Following the successful first close of its third buyout fund, UK private equity house Permira has submitted a formal offer to acquire UK department store Debenhams in a deal valuing the business at £1.54bn.
UK newspaper reports this morning suggested that Permira was awaiting a response to the 425 pence per share offer submitted to the Debenhams board yesterday evening following the conclusion of due diligence on the business.
Earlier this week, Debenhams reported a 3.8 per cent rise in like-for-like sales in the 20 weeks ended July 19. The better-than-expected results had led some analysts to suggest that Permira may increase its valuation of the business. However, the formal offer has been pitched at the same 425 pence as the indicative offer submitted in May. On May 9, before Debenhams announced the approach, its shares traded at just over 330 pence.

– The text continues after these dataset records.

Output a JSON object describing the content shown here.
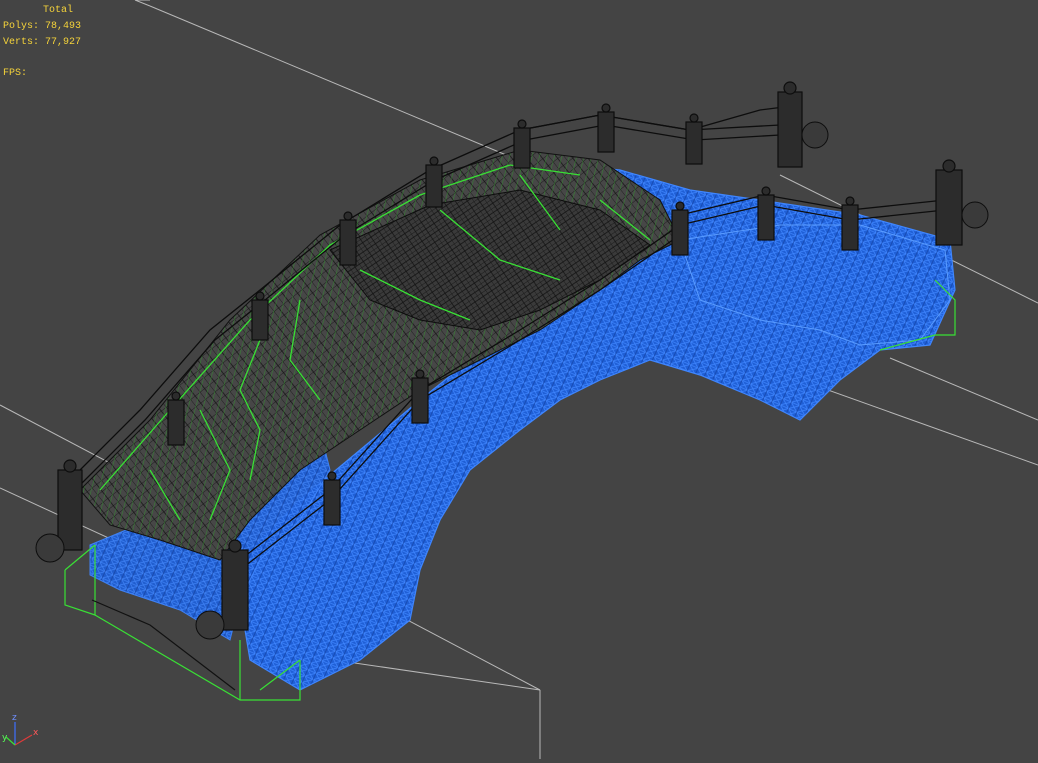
{
  "viewport": {
    "stats": {
      "title": "Total",
      "polys_label": "Polys:",
      "polys_value": "78,493",
      "verts_label": "Verts:",
      "verts_value": "77,927",
      "fps_label": "FPS:"
    },
    "axis_gizmo": {
      "x": "x",
      "y": "y",
      "z": "z"
    },
    "colors": {
      "background": "#444444",
      "grid": "#b8b8b8",
      "stats_text": "#f5d33a",
      "wire_selected": "#2f6fe0",
      "wire_green": "#39e035",
      "wire_black": "#0d0d0d"
    },
    "object": "stone arch bridge wireframe"
  }
}
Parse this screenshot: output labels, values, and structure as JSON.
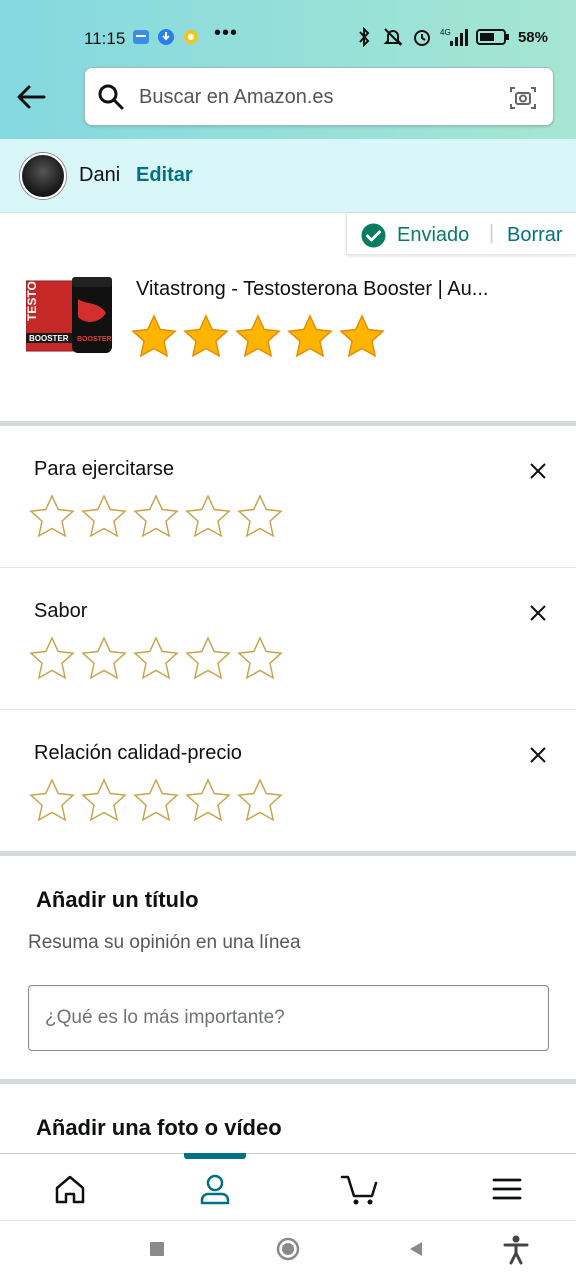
{
  "status_bar": {
    "time": "11:15",
    "dots": "•••",
    "battery": "58%"
  },
  "search": {
    "placeholder": "Buscar en Amazon.es"
  },
  "user": {
    "name": "Dani",
    "edit_label": "Editar"
  },
  "review_status": {
    "sent_label": "Enviado",
    "separator": "|",
    "delete_label": "Borrar"
  },
  "product": {
    "title": "Vitastrong - Testosterona Booster | Au...",
    "rating": 5,
    "max_rating": 5,
    "image_text": "TESTO BOOSTER"
  },
  "attributes": [
    {
      "label": "Para ejercitarse",
      "rating": 0
    },
    {
      "label": "Sabor",
      "rating": 0
    },
    {
      "label": "Relación calidad-precio",
      "rating": 0
    }
  ],
  "title_section": {
    "heading": "Añadir un título",
    "hint": "Resuma su opinión en una línea",
    "placeholder": "¿Qué es lo más importante?",
    "value": ""
  },
  "photo_section": {
    "heading": "Añadir una foto o vídeo"
  },
  "bottom_nav": {
    "items": [
      "home-icon",
      "account-icon",
      "cart-icon",
      "menu-icon"
    ],
    "active": "account-icon"
  },
  "colors": {
    "accent": "#007185",
    "star_fill": "#ffa41c",
    "star_outline": "#c9a14a",
    "success": "#067d62"
  }
}
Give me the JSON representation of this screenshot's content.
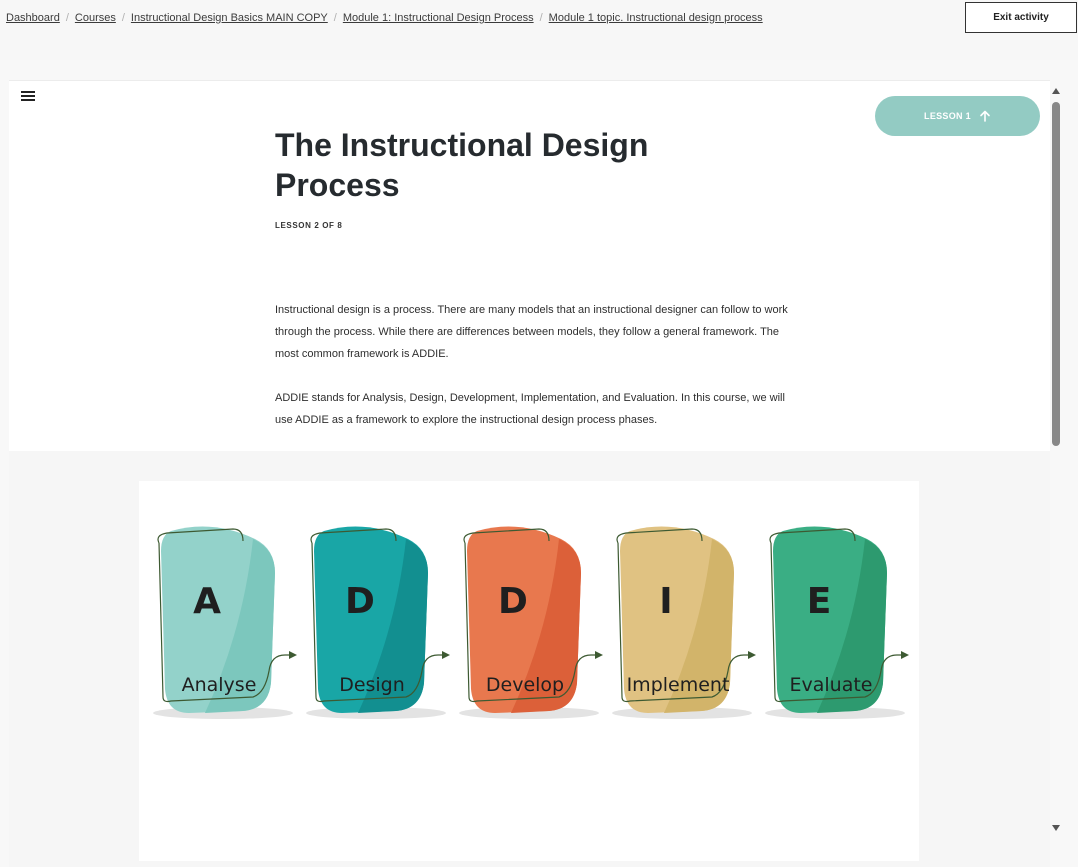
{
  "breadcrumb": [
    {
      "label": "Dashboard"
    },
    {
      "label": "Courses"
    },
    {
      "label": "Instructional Design Basics MAIN COPY"
    },
    {
      "label": "Module 1: Instructional Design Process"
    },
    {
      "label": "Module 1 topic. Instructional design process"
    }
  ],
  "header": {
    "exit_label": "Exit activity"
  },
  "lesson_nav": {
    "label": "LESSON 1",
    "icon": "arrow-up-icon"
  },
  "lesson": {
    "title": "The Instructional Design Process",
    "count": "LESSON 2 OF 8",
    "paragraphs": [
      "Instructional design is a process. There are many models that an instructional designer can follow to work through the process. While there are differences between models, they follow a general framework. The most common framework is ADDIE.",
      "ADDIE stands for Analysis, Design, Development, Implementation, and Evaluation. In this course, we will use ADDIE as a framework to explore the instructional design process phases."
    ]
  },
  "addie": [
    {
      "letter": "A",
      "word": "Analyse",
      "color": "#93d2ca",
      "shade": "#7cc7bd"
    },
    {
      "letter": "D",
      "word": "Design",
      "color": "#19a6a6",
      "shade": "#128f90"
    },
    {
      "letter": "D",
      "word": "Develop",
      "color": "#e8784e",
      "shade": "#dc6039"
    },
    {
      "letter": "I",
      "word": "Implement",
      "color": "#e0c282",
      "shade": "#d2b46a"
    },
    {
      "letter": "E",
      "word": "Evaluate",
      "color": "#3aae84",
      "shade": "#2d9a6f"
    }
  ],
  "colors": {
    "accent_pill": "#93cbc3",
    "outline": "#3d5a32"
  }
}
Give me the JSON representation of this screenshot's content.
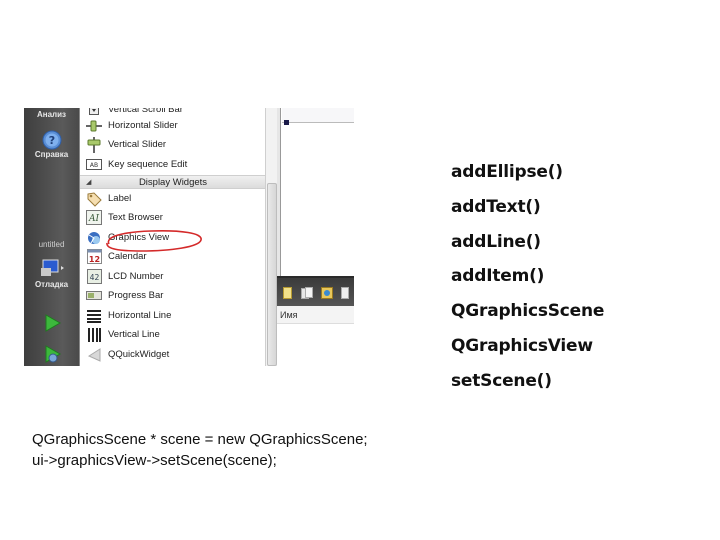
{
  "screenshot": {
    "modebar": {
      "items": [
        {
          "label": "Анализ",
          "icon": "analyze-icon"
        },
        {
          "label": "Справка",
          "icon": "help-icon"
        },
        {
          "label": "untitled",
          "icon": ""
        },
        {
          "label": "Отладка",
          "icon": "debug-monitor-icon"
        },
        {
          "label": "",
          "icon": "run-icon"
        },
        {
          "label": "",
          "icon": "debug-run-icon"
        }
      ]
    },
    "widgetbox": {
      "items_before": [
        {
          "label": "Vertical Scroll Bar",
          "icon": "scrollbar-icon"
        },
        {
          "label": "Horizontal Slider",
          "icon": "horizontal-slider-icon"
        },
        {
          "label": "Vertical Slider",
          "icon": "vertical-slider-icon"
        },
        {
          "label": "Key sequence Edit",
          "icon": "key-sequence-icon"
        }
      ],
      "category": "Display Widgets",
      "items_after": [
        {
          "label": "Label",
          "icon": "label-tag-icon"
        },
        {
          "label": "Text Browser",
          "icon": "text-browser-icon"
        },
        {
          "label": "Graphics View",
          "icon": "graphics-view-icon",
          "highlighted": true
        },
        {
          "label": "Calendar",
          "icon": "calendar-icon",
          "icon_text": "12"
        },
        {
          "label": "LCD Number",
          "icon": "lcd-number-icon"
        },
        {
          "label": "Progress Bar",
          "icon": "progress-bar-icon"
        },
        {
          "label": "Horizontal Line",
          "icon": "horizontal-line-icon"
        },
        {
          "label": "Vertical Line",
          "icon": "vertical-line-icon"
        },
        {
          "label": "QQuickWidget",
          "icon": "quick-widget-icon"
        }
      ]
    },
    "bottom_panel": {
      "header": "Имя"
    },
    "annotation_color": "#d42a2a"
  },
  "api_list": [
    "addEllipse()",
    "addText()",
    "addLine()",
    "addItem()",
    "QGraphicsScene",
    "QGraphicsView",
    "setScene()"
  ],
  "code": [
    "QGraphicsScene * scene = new QGraphicsScene;",
    "ui->graphicsView->setScene(scene);"
  ]
}
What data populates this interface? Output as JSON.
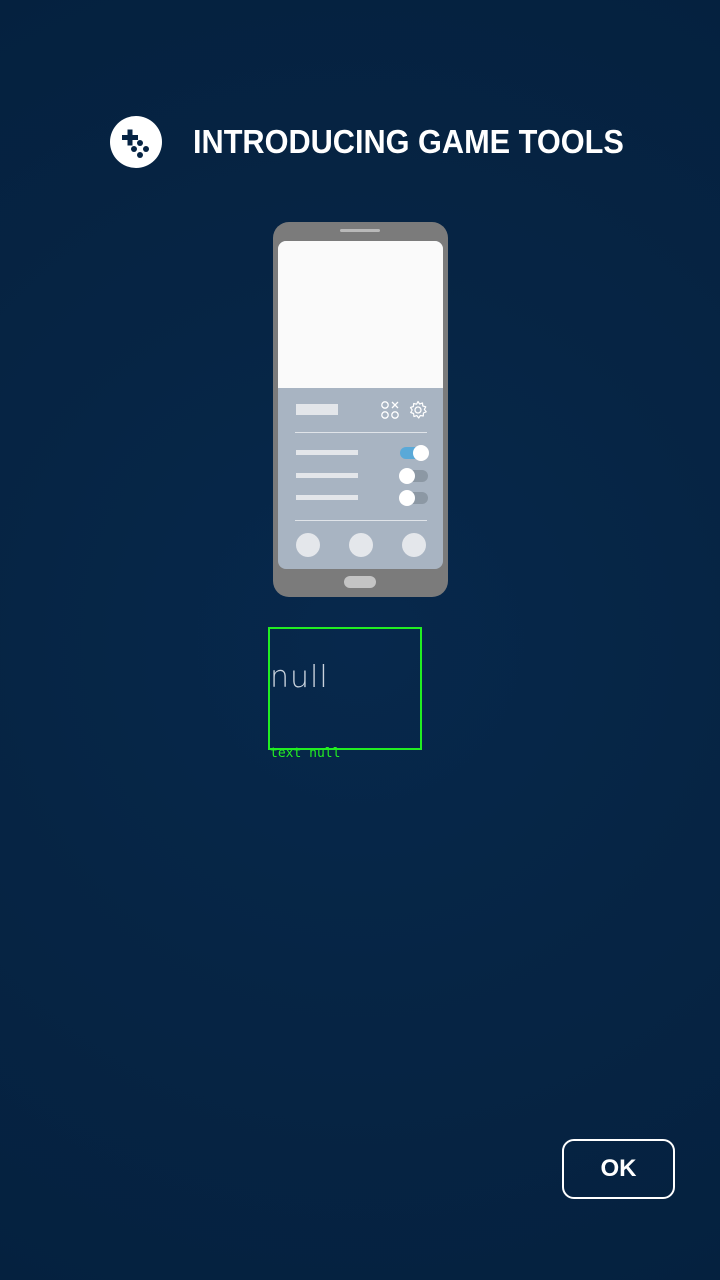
{
  "dialog": {
    "title": "INTRODUCING GAME TOOLS",
    "logo_icon": "game-controller-icon",
    "ok_label": "OK"
  },
  "illustration": {
    "panel_icons": [
      "game-tools-icon",
      "gear-icon"
    ],
    "toggles": [
      {
        "state": "on"
      },
      {
        "state": "off"
      },
      {
        "state": "off"
      }
    ]
  },
  "debug_overlay": {
    "value_text": "null",
    "caption": "text null"
  },
  "colors": {
    "background": "#062444",
    "accent_toggle": "#5aa9d8",
    "debug_box": "#22ee22"
  }
}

The Debenhams board is currently evaluating the offer and is expected to make a decision by Monday. If the bid is recommended to shareholders, fellow buyout firms CVC Capital Partners and Texas Pacific are expected to launch a rival offer.
CVC and TPG are working with John Lovering, former chairman of Homebase, which was sold by Permira to GUS in November last year. The Financial Times reports today that the two private equity firms are yet to discuss price with the board of Debenhams.
Significantly, Debenhams is currently trading at 430.5 pence per share, suggesting that investors are anticipating further movements beyond the 425 pence offer currently on the table from Permira.
Permira will bid for Debenhams alongside Goldman Sachs and Blackstone Group, and has secured debt financing from Royal Bank of Scotland and Barclays, according to The Times newspaper. It has also agreed to sell 16 Debenhams sites to Royal Bank of Scotland for £330m to help to fund the bid. Stuart Rose, the former chief executive of Arcadia, is also penciled in to become a non-executive director if Permira’s offer is successful.